Ce souvenir ou un autre…
Mathilde Monnier, aujourd’hui, fait refluer une image antérieure, qui
serait « comme un point initial de ce qui m’a amenée vers la danse ».
Une fille rousse au milieu d’une foule, qui « danse à la fois sa danse,
mais aussi des danses codées et parfois lascives, sensuelles mais
inventives. Toute la danse me semble là, dans les différentes strates
qui apparaissent en même temps. »Sa chorégraphie publique est comme une
page blanche. Un minimalisme visant à l’essentiel : le rythme des
danseuses a inspiré au plasticien Laurent Goldring un plateau clair et
nu, rehaussé en son centre par un plan évasé, piste de skate-board pour
« sauts de la rose » contemporains…Une façon de développer son propos -
fondé sur la notion de corporéité, et dont nombre de chorégraphes se
sont dernièrement inspirés dans leurs pièces, de Xavier Le Roy à Saskia
Holbling-, en « incorporant » l’espace au mouvement des danseuses.

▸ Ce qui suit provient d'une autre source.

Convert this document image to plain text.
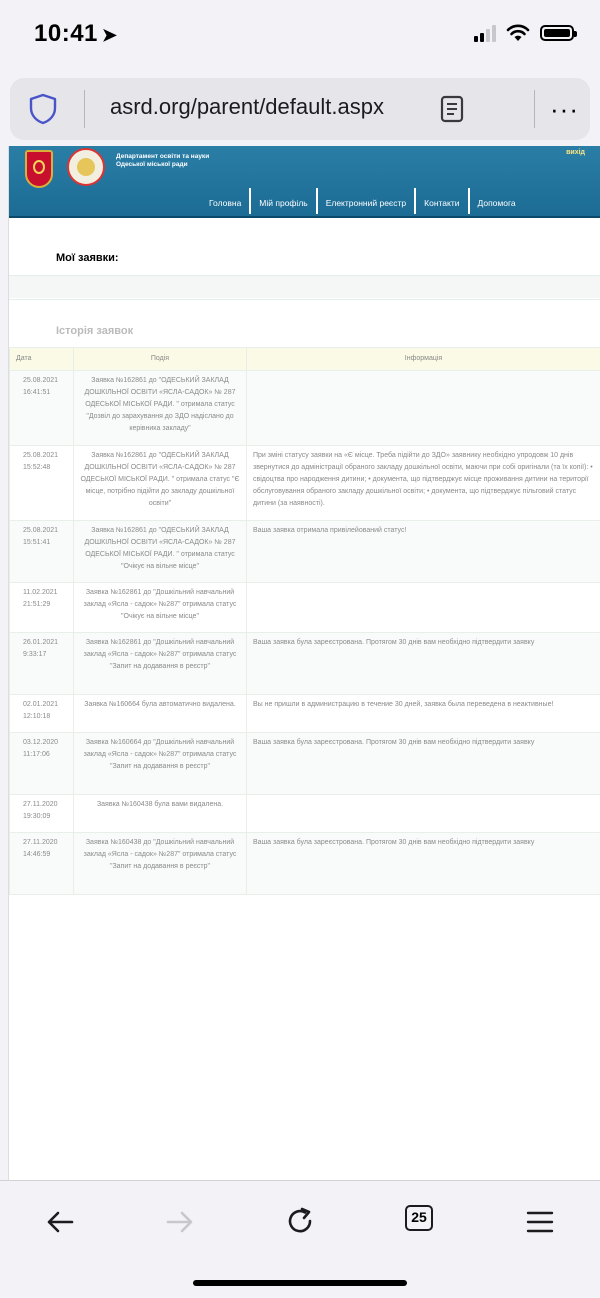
10:41 ➤
asrd.org/parent/default.aspx	···
Департамент освіти та науки Одеської міської ради
вихід
Головна	Мій профіль	Електронний реєстр	Контакти	Допомога
Мої заявки:
Історія заявок
Дата	Подія	Інформація
25.08.2021 16:41:51	Заявка №162861 до "ОДЕСЬКИЙ ЗАКЛАД ДОШКІЛЬНОЇ ОСВІТИ «ЯСЛА-САДОК» № 287 ОДЕСЬКОЇ МІСЬКОЇ РАДИ. " отримала статус "Дозвіл до зарахування до ЗДО надіслано до керівника закладу"	
25.08.2021 15:52:48	Заявка №162861 до "ОДЕСЬКИЙ ЗАКЛАД ДОШКІЛЬНОЇ ОСВІТИ «ЯСЛА-САДОК» № 287 ОДЕСЬКОЇ МІСЬКОЇ РАДИ. " отримала статус "Є місце, потрібно підійти до закладу дошкільної освіти"	При зміні статусу заявки на «Є місце. Треба підійти до ЗДО» заявнику необхідно упродовж 10 днів звернутися до адміністрації обраного закладу дошкільної освіти, маючи при собі оригінали (та їх копії): • свідоцтва про народження дитини; • документа, що підтверджує місце проживання дитини на території обслуговування обраного закладу дошкільної освіти; • документа, що підтверджує пільговий статус дитини (за наявності).
25.08.2021 15:51:41	Заявка №162861 до "ОДЕСЬКИЙ ЗАКЛАД ДОШКІЛЬНОЇ ОСВІТИ «ЯСЛА-САДОК» № 287 ОДЕСЬКОЇ МІСЬКОЇ РАДИ. " отримала статус "Очікує на вільне місце"	Ваша заявка отримала привілейований статус!
11.02.2021 21:51:29	Заявка №162861 до "Дошкільний навчальний заклад «Ясла - садок» №287" отримала статус "Очікує на вільне місце"	
26.01.2021 9:33:17	Заявка №162861 до "Дошкільний навчальний заклад «Ясла - садок» №287" отримала статус "Запит на додавання в реєстр"	Ваша заявка була зареєстрована. Протягом 30 днів вам необхідно підтвердити заявку
02.01.2021 12:10:18	Заявка №160664 була автоматично видалена.	Вы не пришли в администрацию в течение 30 дней, заявка была переведена в неактивные!
03.12.2020 11:17:06	Заявка №160664 до "Дошкільний навчальний заклад «Ясла - садок» №287" отримала статус "Запит на додавання в реєстр"	Ваша заявка була зареєстрована. Протягом 30 днів вам необхідно підтвердити заявку
27.11.2020 19:30:09	Заявка №160438 була вами видалена.	
27.11.2020 14:46:59	Заявка №160438 до "Дошкільний навчальний заклад «Ясла - садок» №287" отримала статус "Запит на додавання в реєстр"	Ваша заявка була зареєстрована. Протягом 30 днів вам необхідно підтвердити заявку
25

Moins un état de corps qu’une sortie hors du corps. Sur la musique de
PJ Harvey, les huit interprètes féminines de Publique échangent leurs
tenues de villes et leurs perruques rousses, mais l’échange s’arrête là
: sous le regard de l’autre, danseuse ou public. Chaque danse est comme
un monologue de sensations, de réminiscences et d’élans off control .
Tout part d’un geste qui démange. Une danse du dedans qui s’échappe
bouffées, tremblements du poignet, sautillement des pieds,
tressaillements du buste et du bassin, jusqu’à l’explosion. Les filles
virent assez vite furieuses : gestes rauques ou roucoulants, amalgamés
à la pâte sonore, sourde et saturée, et profilés sous l’unique
projecteur qui balance la lumière ou l’occulte. Laissant alors la place
à des pénombres qui sont comme des rumeurs.